Following the opener, “Weary” and “Cranes in the Sky” offer two very different perspectives on how to confront melancholy. The former is a downtempo, woozy track that sees Solange counseling the listener, “Be leery 'bout your place in the world / You're feeling like you're chasing the world.” The latter denies this sorrow by presenting a flat-out denial in the form of this uptempo gem sprinkled with eerie lyrics such as “I slept it away, I sexed it away” and Solange’s delicate falsetto towards the track’s end.

It is Solange’s portrayal of anger, however, that truly shows the mastery in her art. “Mad,” just like the title says, is an outraged anthem that unpacks the "angry black girl" stereotype to great effect. Working with hip-hop veteran Lil Wayne once more, Solange’s voice never goes above a whisper, yet when she sings “I got a lot to be mad about (Be mad, be mad, be mad),” one can understand her deep-seated frustrations with regard to the isolation and objectification that afflicts her.

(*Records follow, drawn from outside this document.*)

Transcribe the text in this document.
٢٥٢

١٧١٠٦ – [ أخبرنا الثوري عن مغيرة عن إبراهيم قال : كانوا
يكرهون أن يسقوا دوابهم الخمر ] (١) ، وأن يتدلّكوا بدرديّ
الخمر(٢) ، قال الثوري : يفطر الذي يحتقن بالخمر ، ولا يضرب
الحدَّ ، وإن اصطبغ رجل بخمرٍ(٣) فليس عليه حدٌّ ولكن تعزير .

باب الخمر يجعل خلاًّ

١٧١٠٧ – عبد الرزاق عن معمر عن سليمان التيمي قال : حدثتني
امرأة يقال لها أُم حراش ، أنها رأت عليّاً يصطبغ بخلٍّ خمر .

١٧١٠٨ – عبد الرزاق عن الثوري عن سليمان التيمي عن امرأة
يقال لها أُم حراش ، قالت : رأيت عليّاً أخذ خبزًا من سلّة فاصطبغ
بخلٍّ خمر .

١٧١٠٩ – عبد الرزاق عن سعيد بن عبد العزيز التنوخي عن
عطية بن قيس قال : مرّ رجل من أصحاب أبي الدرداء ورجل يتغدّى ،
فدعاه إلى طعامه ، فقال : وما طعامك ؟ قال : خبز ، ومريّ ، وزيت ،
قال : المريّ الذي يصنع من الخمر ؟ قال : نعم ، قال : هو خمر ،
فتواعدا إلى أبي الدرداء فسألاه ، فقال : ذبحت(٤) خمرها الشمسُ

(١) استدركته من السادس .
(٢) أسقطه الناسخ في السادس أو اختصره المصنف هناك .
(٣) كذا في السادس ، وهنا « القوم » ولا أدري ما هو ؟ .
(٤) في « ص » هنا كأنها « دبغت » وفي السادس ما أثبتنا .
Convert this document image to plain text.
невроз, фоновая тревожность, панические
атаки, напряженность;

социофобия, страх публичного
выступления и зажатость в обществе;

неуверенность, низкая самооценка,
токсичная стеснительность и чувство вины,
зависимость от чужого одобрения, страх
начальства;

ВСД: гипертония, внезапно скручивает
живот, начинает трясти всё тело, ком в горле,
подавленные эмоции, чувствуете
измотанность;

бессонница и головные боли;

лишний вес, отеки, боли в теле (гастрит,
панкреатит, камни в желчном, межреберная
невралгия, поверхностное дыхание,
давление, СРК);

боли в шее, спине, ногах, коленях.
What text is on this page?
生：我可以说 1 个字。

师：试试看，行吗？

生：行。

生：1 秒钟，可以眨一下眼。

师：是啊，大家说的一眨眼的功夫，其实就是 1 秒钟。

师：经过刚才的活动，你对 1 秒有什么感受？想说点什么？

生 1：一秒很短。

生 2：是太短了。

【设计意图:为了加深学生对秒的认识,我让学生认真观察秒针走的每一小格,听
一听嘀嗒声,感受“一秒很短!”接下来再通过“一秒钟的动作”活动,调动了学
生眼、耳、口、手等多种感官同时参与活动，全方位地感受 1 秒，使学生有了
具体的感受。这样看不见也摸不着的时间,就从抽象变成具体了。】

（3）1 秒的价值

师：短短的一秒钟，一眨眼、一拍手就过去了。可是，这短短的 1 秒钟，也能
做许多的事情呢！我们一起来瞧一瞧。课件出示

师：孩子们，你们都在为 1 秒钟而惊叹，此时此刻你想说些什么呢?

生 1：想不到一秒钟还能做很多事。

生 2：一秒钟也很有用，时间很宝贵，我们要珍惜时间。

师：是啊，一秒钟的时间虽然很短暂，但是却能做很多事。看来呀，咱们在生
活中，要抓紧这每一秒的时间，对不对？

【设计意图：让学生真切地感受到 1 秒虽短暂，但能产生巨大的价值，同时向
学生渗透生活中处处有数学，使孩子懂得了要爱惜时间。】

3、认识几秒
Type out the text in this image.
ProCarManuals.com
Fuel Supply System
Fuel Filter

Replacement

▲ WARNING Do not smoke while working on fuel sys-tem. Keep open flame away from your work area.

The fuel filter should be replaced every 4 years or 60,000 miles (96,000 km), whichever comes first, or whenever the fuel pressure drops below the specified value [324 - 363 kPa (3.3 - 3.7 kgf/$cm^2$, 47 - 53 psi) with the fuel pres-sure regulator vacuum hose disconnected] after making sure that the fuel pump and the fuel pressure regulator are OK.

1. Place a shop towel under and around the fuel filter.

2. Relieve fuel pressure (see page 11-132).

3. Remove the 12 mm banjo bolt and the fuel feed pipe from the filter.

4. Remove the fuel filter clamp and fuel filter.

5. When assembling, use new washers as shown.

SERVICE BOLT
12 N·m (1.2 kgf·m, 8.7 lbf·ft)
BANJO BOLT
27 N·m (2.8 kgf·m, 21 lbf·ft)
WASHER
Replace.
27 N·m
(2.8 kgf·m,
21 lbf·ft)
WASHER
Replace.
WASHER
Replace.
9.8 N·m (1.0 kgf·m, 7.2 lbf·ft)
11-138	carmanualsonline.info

Similarly, “Don’t Touch my Hair," featuring a groovy baseline courtesy of British electronic musician Sampha, continues to see Solange pushing angrily back against microaggressions with her defiant declaration that “You know this hair is my sh*t / Rode the ride, I gave it time / But this here is mine.” By seeking to reclaim the physical aspects of her body that others would seek to infringe upon, Solange is marking her hair as a site of contestation, and she will not be limited in her unfettered expression of it. In other words, “Don't touch my pride / They say the glory's all mine.”

While the technical quality of “A Seat at the Table” is beyond superb, it is worth highlighting the numerous 90s-esque interludes scattered throughout the record as they offer an emotional authenticity to the stories Solange sings about. Whether it's when her father Mathew recounts his experience with desegregation busing and the KKK on “Interlude: Dad Was Mad” or when her mother Tina marvels at the beauty of being black on “Tina Taught Me,” these brief anecdotes coax out the most soulful elements of the record, demonstrating that the best kind of music comes from the heart and that the heart is just where Solange is singing from.

Summary Solange's third studio album, "A Seat at the Table," is one of the year's best so far; don't miss it.